Pourquoi ils ont voulu l’Europe

La première pierre de la construction européenne a été posée, ne l’oublions pas, le 9 mai 1950, à Paris, par Robert Schuman, alors ministre des Affaires étrangères, dans une déclaration préparée en collaboration étroite avec Jean Monnet, commissaire au Plan. Afin d’éliminer « l’opposition séculaire » entre la France et l’Allemagne, Schuman a proposé alors de placer la production franco-allemande de charbon et d’acier sous l’autorité d’une organisation commune, à laquelle il invitait les autres pays d’Europe occidentale à se joindre, et qu’il présentait comme « les premières assises concrètes d’une fédération européenne indispensable à la préservation de la paix. »
La France rompait ainsi sans fracas, mais très délibérément, avec une politique à laquelle elle était pourtant très attachée depuis le Traité de Versailles, celle des gages territoriaux, économiques et financiers que les vainqueurs imposaient à l’Allemagne pour limiter sa montée en puissance. Du même coup, la IVème République reprenait l’initiative sur le terrain européen où les débuts de la guerre froide avaient paralysé son action, américains et britanniques ne s’embarrassant plus de ses exigences dans leurs relations avec la toute jeune République fédérale.
La déclaration Schuman se présente donc comme un événement charnière au moins aussi important dans l’histoire de notre continent que ce renversement des alliances qui avait vu, au milieu du 18ème siècle, Louis XV renouer avec l’Autriche catholique et les Habsbourg, longtemps ennemis héréditaires des Bourbons, au détriment de son ancien allié la Prusse protestante. Elle allait servir de phare à la politique française pour contrôler les rapports de force en Europe occidentale jusqu’à la chute du Mur de Berlin et au delà, lorsque Mitterrand obtiendra de l’Allemagne de Kohl, pour prix de sa réunification, l’abandon du mark et la création de l’euro.
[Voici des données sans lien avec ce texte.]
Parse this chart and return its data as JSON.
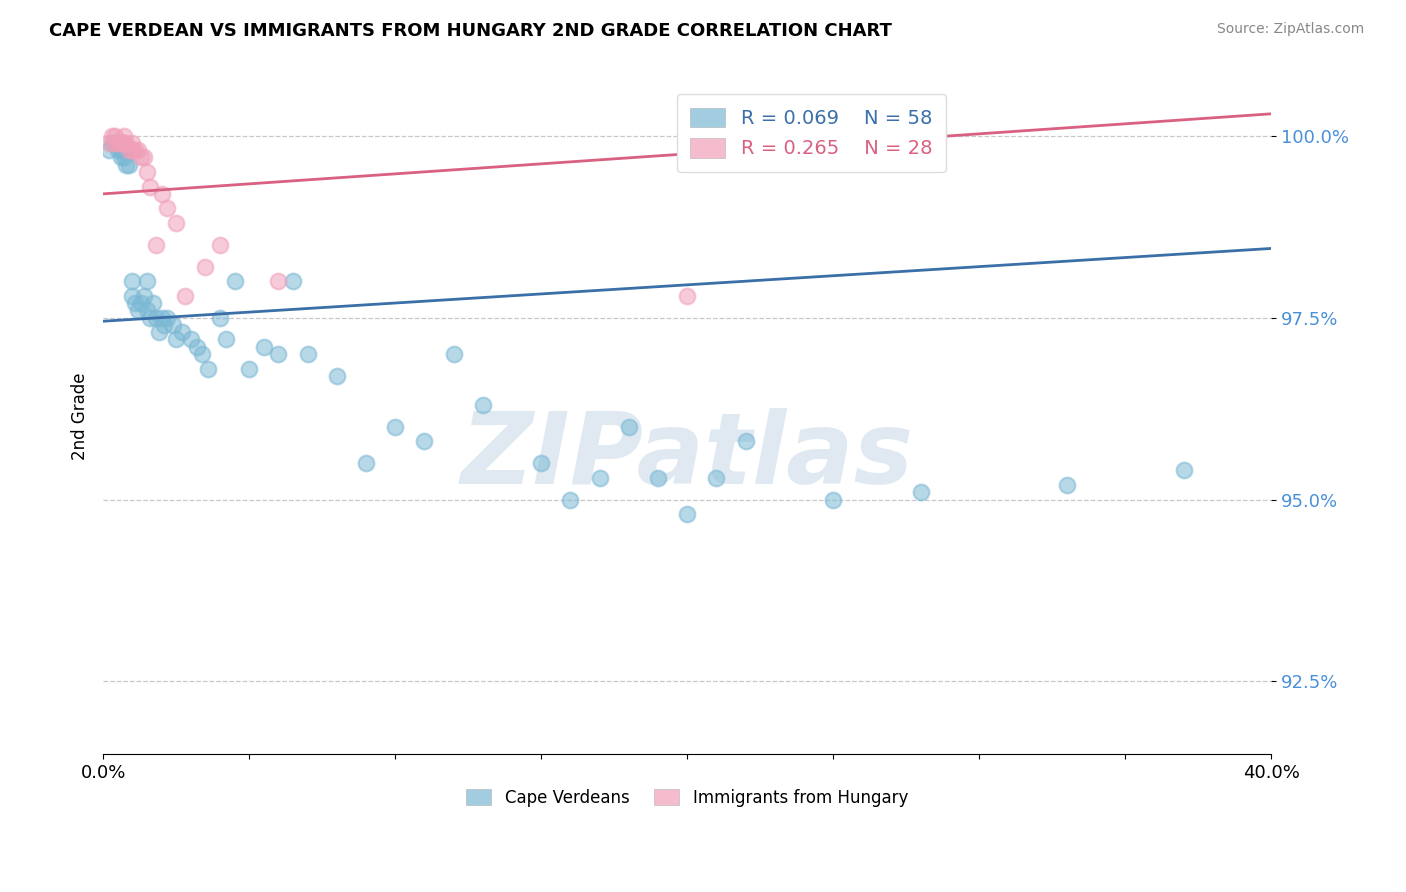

Paradoxalement, le coup de frein donné par l’Assemblée nationale en 1954 en rejetant la Communauté européenne de défense et son embryon d’Europe politique, ébranlera l’idée même d’union politique, mais ne modifiera pas l’orientation générale de cette nouvelle stratégie diplomatique de la France. Contrairement aux attentes de la plupart de ses partisans, le général de Gaulle l’endossera, aussitôt revenu au pouvoir. Il décidera d’appliquer le Traité de Rome qui relançait le projet communautaire après l’échec de la CED et il s’efforcera, non sans succès, de la faire servir à ses propres desseins. De Pompidou à Chirac, ses successeurs ne feront pas autre chose, chacun à sa manière, en tenant compte de l’évolution de l’Europe et du monde.